Jenna and I: Easter break of my sophomore year
One of my favorite stories from small group that year involves Jenna. She had been a part of Chi Alpha and church and small group for several months at this point and was growing so much in the Lord. We were all sitting in a crowded circle in my dorm room about to start small group. Like usual, we started off small group by asking a question and every girl took a turn answering. Tonight’s question was what kind of Bible did each girl have. What I meant by this question was what translation did each girl have (for example, NIV, KJV, ect). These beginning questions weren’t supposed to be deep but rather just break the ice questions (I usually asked things like “If you could be any fruit what would you be?”). It was Jenna’s turn first. She looked down at her Bible and back at us with kind of a confused look on her face. Then she answered “A pink one”. We all laughed, because although her Bible was indeed pink, that was not the answer I was looking for. Although this is a funny story, I learned something from this.  At this point Jenna was telling her friends about Jesus, was telling her family, was praying for people and reading her Bible daily. She was already being used by God.
That was one of the ways that I learned the incredible power of saying yes to God. Jenna had very little former Bible training and some may say she had little knowledge but she had said yes to God. The details didn’t matter and I have seen this girl share love with so many people. The next year, Jenna became a small group leader, less than a year after receiving God for herself and God has used her. It would have been easy for her to decide she didn’t know enough to begin sharing Him or she wanted to learn and receive more before she took on a role of giving. When I became an RA that year I was unqualified, broken and young but God opened every door. Even getting the position was a miracle but what God did afterwards was astonishing. I could have easily said no. I could have taken one look at those job requirements and said nope, obviously no one would hire me, I don’t qualify. Although in my case, I technically didn’t qualify, I realize there are so many times when I don’t step out in faith or say yes to God because I decide that I don’t qualify.
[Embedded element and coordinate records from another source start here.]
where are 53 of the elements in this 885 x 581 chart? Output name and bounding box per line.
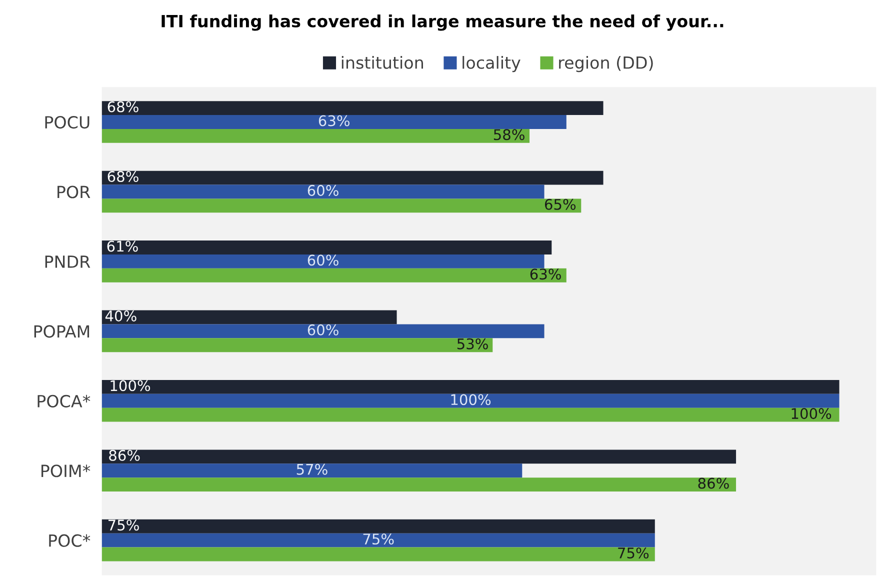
data-label: 60%	[308, 254, 338, 266]
data-label: 40%	[105, 310, 136, 322]
bar	[102, 450, 736, 464]
data-label: 75%	[618, 547, 649, 559]
data-label: 68%	[108, 170, 138, 182]
chart-title: ITI funding has covered in large measure the need of your...	[162, 14, 724, 31]
data-label: 100%	[451, 394, 491, 406]
data-label: 100%	[110, 380, 150, 392]
data-label: 58%	[494, 129, 524, 140]
y-tick-label: POCU	[45, 116, 90, 129]
data-label: 63%	[530, 268, 561, 280]
bar	[102, 464, 522, 478]
bar	[102, 184, 544, 199]
data-label: 86%	[698, 478, 729, 489]
data-label: 86%	[109, 450, 140, 461]
bar	[102, 519, 655, 534]
data-label: 100%	[792, 408, 832, 420]
y-tick-label: PNDR	[45, 256, 90, 268]
bar	[102, 254, 544, 268]
y-tick-label: POCA*	[38, 394, 90, 408]
data-label: 75%	[108, 520, 139, 531]
legend-label: locality	[462, 56, 520, 72]
bar	[102, 338, 493, 352]
bar	[102, 408, 840, 422]
data-label: 75%	[363, 534, 394, 545]
bar	[102, 268, 566, 282]
bar	[102, 380, 840, 394]
data-label: 61%	[107, 240, 138, 252]
bar	[102, 101, 604, 116]
bar	[102, 128, 530, 143]
legend-label: institution	[342, 56, 423, 69]
bar	[102, 533, 655, 548]
y-tick-label: POR	[58, 186, 90, 198]
data-label: 53%	[457, 338, 488, 350]
data-label: 60%	[308, 184, 338, 196]
bar	[102, 394, 840, 408]
y-tick-label: POIM*	[42, 464, 90, 478]
y-tick-label: POPAM	[34, 325, 90, 338]
bar	[102, 324, 544, 338]
legend-label: region (DD)	[559, 56, 653, 72]
data-label: 68%	[108, 101, 138, 112]
bar	[102, 115, 566, 129]
y-tick-label: POC*	[49, 534, 90, 547]
bar	[102, 547, 655, 562]
bar	[102, 310, 397, 324]
data-label: 63%	[318, 115, 350, 126]
bar	[102, 170, 604, 185]
bar	[102, 478, 736, 492]
bar	[102, 240, 552, 254]
data-label: 57%	[296, 464, 328, 475]
data-label: 65%	[544, 198, 576, 210]
bar	[102, 198, 582, 213]
data-label: 60%	[308, 324, 338, 336]
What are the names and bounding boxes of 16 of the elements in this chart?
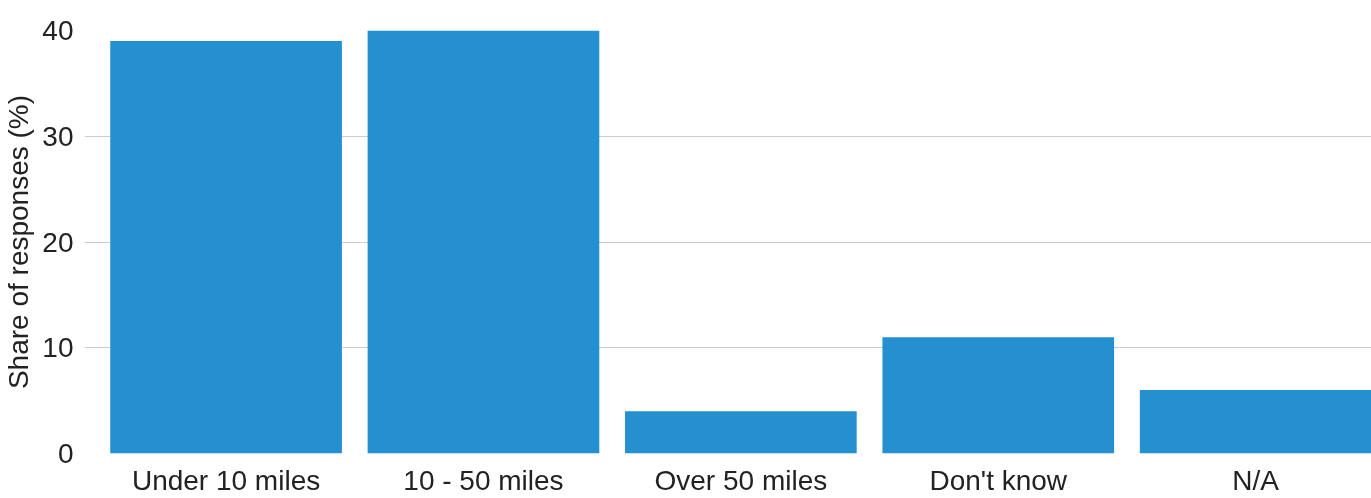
x-tick-label: 10 - 50 miles [403, 464, 564, 496]
bar [625, 411, 857, 454]
y-tick-label: 30 [42, 120, 74, 152]
bar [1139, 390, 1371, 454]
bar [367, 30, 600, 454]
bar [882, 337, 1115, 454]
x-tick-label: Don't know [929, 464, 1068, 496]
bar [110, 41, 342, 454]
y-tick-label: 0 [57, 438, 74, 469]
y-axis-title: Share of responses (%) [3, 94, 35, 390]
x-tick-label: N/A [1232, 464, 1280, 496]
y-tick-label: 20 [42, 226, 74, 258]
x-tick-label: Under 10 miles [131, 464, 321, 496]
y-tick-label: 10 [42, 332, 74, 364]
x-tick-label: Over 50 miles [654, 464, 828, 496]
y-tick-label: 40 [42, 15, 74, 46]
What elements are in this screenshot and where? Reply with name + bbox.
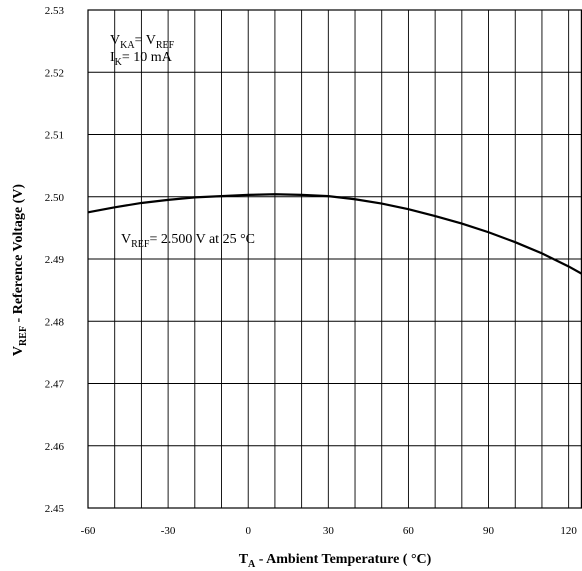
x-axis-title: TA - Ambient Temperature ( °C)	[239, 552, 432, 570]
y-tick-label: 2.45	[45, 503, 65, 515]
x-tick-label: 120	[560, 525, 577, 537]
y-tick-label: 2.47	[45, 379, 65, 391]
tick-labels: -60 -30 0 30 60 90 120 2.45 2.46 2.47 2.48 2.49 2.50…	[45, 5, 578, 537]
vref-nominal-annotation: VREF= 2.500 V at 25 °C	[121, 232, 255, 250]
x-tick-label: 0	[245, 525, 251, 537]
plot-frame	[87, 9, 582, 509]
y-tick-label: 2.52	[45, 67, 64, 79]
x-tick-label: -60	[81, 525, 96, 537]
y-axis-title: VREF - Reference Voltage (V)	[11, 184, 29, 356]
reference-voltage-curve	[87, 193, 582, 275]
x-tick-label: 60	[403, 525, 415, 537]
x-tick-label: 90	[483, 525, 495, 537]
condition-vka-annotation: VKA= VREF	[110, 33, 175, 51]
y-tick-label: 2.48	[45, 316, 65, 328]
condition-ik-annotation: IK= 10 mA	[110, 50, 173, 68]
y-tick-label: 2.51	[45, 130, 64, 142]
x-tick-label: -30	[161, 525, 176, 537]
y-tick-label: 2.46	[45, 441, 65, 453]
y-tick-label: 2.53	[45, 5, 65, 17]
grid-lines	[88, 10, 582, 508]
y-tick-label: 2.49	[45, 254, 65, 266]
x-tick-label: 30	[323, 525, 335, 537]
y-tick-label: 2.50	[45, 192, 65, 204]
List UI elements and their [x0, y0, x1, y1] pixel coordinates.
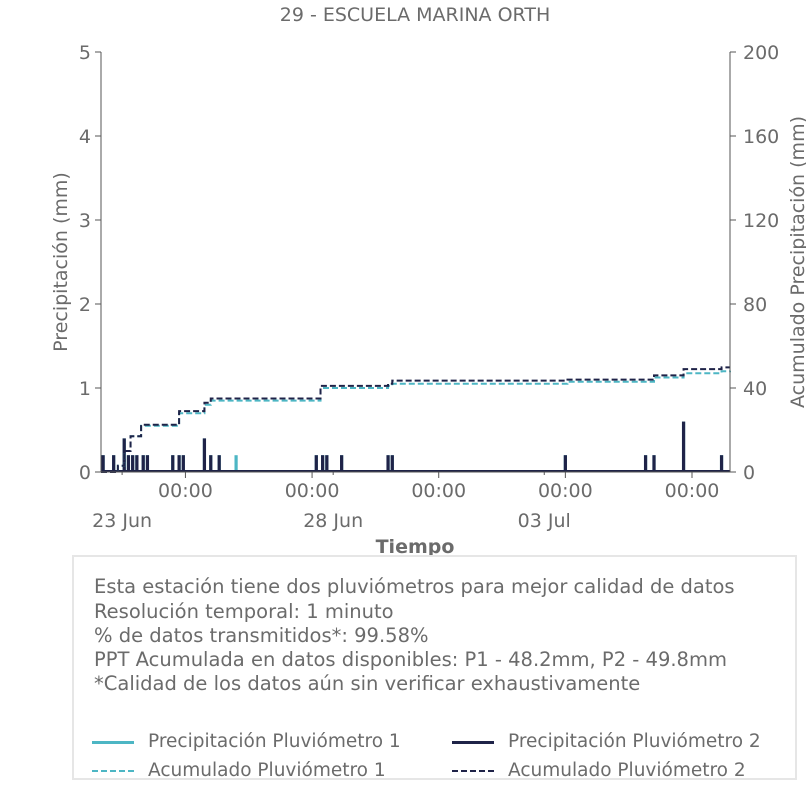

I struggled with my relationship with God my sophomore year, it really stretched me, and yet, God used me anyway. Nothing can disqualify us from being used by God except ourselves. When God asks us to do something, all we have to do is say yes, and He will take care of the rest of it even if we don’t “qualify”. There is a strength to willingness that I have so often taken for granted. God doesn’t want our qualifications, He wants our yes.  I don’t mean that we should lead immaturely or without a lot of prayer but I do mean that if God is calling us, He will provide as soon as we say yes.
            Jenna is one of the dearest friends I have ever had. She inspires me daily and encourages me always. I can’t imagine my life without her now. Her friendship is a huge blessing in my life but truth is if I hadn’t said yes to God, would that even be the case? If Jenna hadn’t said yes to God, would we be where we are now? God has so much in store for us, so many blessings He wants to pour out on us, all we have to do is say yes, and He takes care of the rest. And its better than we could have ever imagined.